Infeksi virus polio dimulai dengan mengikat reseptor tertentu, yaitu PVR (Polio Virus Receptor) atau CD155. Ketika poliovirus mengikat reseptor pada suhu fisiologis, maka poliovirus akan mengalami perubahan konfromasi irreversible dan menghasilkan partikel 135S. Pada tahap akhir infeksi, virus akan mengalami perubahan konformasi kedua yang ireversibel sehingga akan mengakibatkan
pelepasan RNA virus (Bubeck, 2005).


Gambar 1. Poliovirus (http://www.imaging.beckman.illinois.edu)
            Ada tiga jenis penyakit polio yang sudah diketahui smapai saat ini, yang pertama adalah Polio non-paralis. Penyakit Polio non-paralisis menyebabkan demam, muntah, sakit perut, lesu, dan sensitif. Biasanya akan terjadi kram otot pada leher dan punggung, otot terasa lembek jika disentuh. Yang kedua adalah Polio paralisis spinal, strain poliovirus ini   biasanya menyerang  syaraf tulang belakang, menghancurkan sel tanduk anterior yang mengatur pergerkan pada batang tubuh dan otot tungkai. Kebanyakan polio paralis spinal menyebabkan kelumpuhan pada kaki. Yang ketiga adalah polio bulbar , polio ini lebih disebabkan karena tidak adanya kekebalan alami sehingga batang otak ikut terserang. Lima hingga sepuluh persen penderita yang terserang polio bulbar akan meninggal ketika otot pernapasan mereka tidak dapat bekerja.

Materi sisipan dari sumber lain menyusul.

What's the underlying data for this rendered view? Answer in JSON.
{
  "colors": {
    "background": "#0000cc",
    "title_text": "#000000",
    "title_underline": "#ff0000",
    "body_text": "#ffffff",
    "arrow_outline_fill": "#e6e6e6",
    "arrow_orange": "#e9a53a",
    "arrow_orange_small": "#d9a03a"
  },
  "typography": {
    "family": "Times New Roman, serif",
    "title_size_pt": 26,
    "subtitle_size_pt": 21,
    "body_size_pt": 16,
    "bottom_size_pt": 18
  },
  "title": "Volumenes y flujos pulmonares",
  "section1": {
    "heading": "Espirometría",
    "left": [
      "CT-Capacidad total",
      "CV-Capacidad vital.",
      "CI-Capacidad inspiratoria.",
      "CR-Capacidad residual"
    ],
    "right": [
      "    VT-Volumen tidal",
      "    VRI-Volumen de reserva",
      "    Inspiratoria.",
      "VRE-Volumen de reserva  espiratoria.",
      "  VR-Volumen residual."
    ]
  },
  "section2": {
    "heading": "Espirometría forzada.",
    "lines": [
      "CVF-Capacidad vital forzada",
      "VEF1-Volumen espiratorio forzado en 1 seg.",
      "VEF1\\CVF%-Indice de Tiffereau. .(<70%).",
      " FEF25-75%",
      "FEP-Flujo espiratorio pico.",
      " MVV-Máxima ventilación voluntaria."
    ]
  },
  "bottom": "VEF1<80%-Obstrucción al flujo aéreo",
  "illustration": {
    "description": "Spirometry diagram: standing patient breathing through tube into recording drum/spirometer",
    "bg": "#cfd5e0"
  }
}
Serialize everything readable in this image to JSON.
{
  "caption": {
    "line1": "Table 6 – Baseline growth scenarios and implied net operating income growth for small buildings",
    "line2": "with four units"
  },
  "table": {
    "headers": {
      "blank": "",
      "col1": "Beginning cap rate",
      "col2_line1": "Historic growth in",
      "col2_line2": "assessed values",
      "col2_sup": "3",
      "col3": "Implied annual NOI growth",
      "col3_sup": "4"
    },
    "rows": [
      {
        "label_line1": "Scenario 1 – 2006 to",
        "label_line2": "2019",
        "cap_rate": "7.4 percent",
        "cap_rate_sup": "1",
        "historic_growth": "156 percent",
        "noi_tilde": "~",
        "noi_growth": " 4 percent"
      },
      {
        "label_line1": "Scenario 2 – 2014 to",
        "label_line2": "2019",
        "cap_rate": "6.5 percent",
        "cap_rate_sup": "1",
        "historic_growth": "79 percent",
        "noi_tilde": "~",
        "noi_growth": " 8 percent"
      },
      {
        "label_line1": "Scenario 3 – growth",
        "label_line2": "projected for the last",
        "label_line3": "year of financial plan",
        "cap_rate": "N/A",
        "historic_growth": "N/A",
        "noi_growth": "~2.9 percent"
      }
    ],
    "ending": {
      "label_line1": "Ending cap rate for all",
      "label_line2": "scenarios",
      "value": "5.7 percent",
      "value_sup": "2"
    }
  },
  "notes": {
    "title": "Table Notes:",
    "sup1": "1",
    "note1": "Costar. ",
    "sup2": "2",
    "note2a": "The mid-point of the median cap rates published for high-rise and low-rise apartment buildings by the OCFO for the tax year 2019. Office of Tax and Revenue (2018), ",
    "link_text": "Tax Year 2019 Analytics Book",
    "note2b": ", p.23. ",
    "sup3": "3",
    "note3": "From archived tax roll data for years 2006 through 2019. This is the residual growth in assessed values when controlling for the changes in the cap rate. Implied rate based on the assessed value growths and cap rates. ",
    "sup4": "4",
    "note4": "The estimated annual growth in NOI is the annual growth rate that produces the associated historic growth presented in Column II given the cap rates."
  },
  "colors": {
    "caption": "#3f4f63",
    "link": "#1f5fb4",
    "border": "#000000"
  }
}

Sejarah dan Produksi IPV (Inactive Polio Virus)
            Vaksin adalah sediaan yang mengandung zat antigenic yang mampu menimbulkan kekebalan aktif dan khas pada manusia. Biasanya vaksin yang digunakan untuk mencegah polio adalah IPV (Inactive Polio Vaccine). IPV ini dikembangkan oleh Dr. Jonas Salk pada tahun 1955 di Amerika, vaksin ini juga terbuat dari 3 jenis serotipe virus polio yang telah dimatikan dengan bahan kimia. Bahan kimia tersebut berupa formaldehid mampu membunuh atau menonaktifkan virus sehingga akan memicu respon imun pada tubuh tanpa menyebabakan
penyakit polio (MZ. Miller,2004).


Gambar 2. Dr Jonas Salk (http://www.jewoftheweek.net)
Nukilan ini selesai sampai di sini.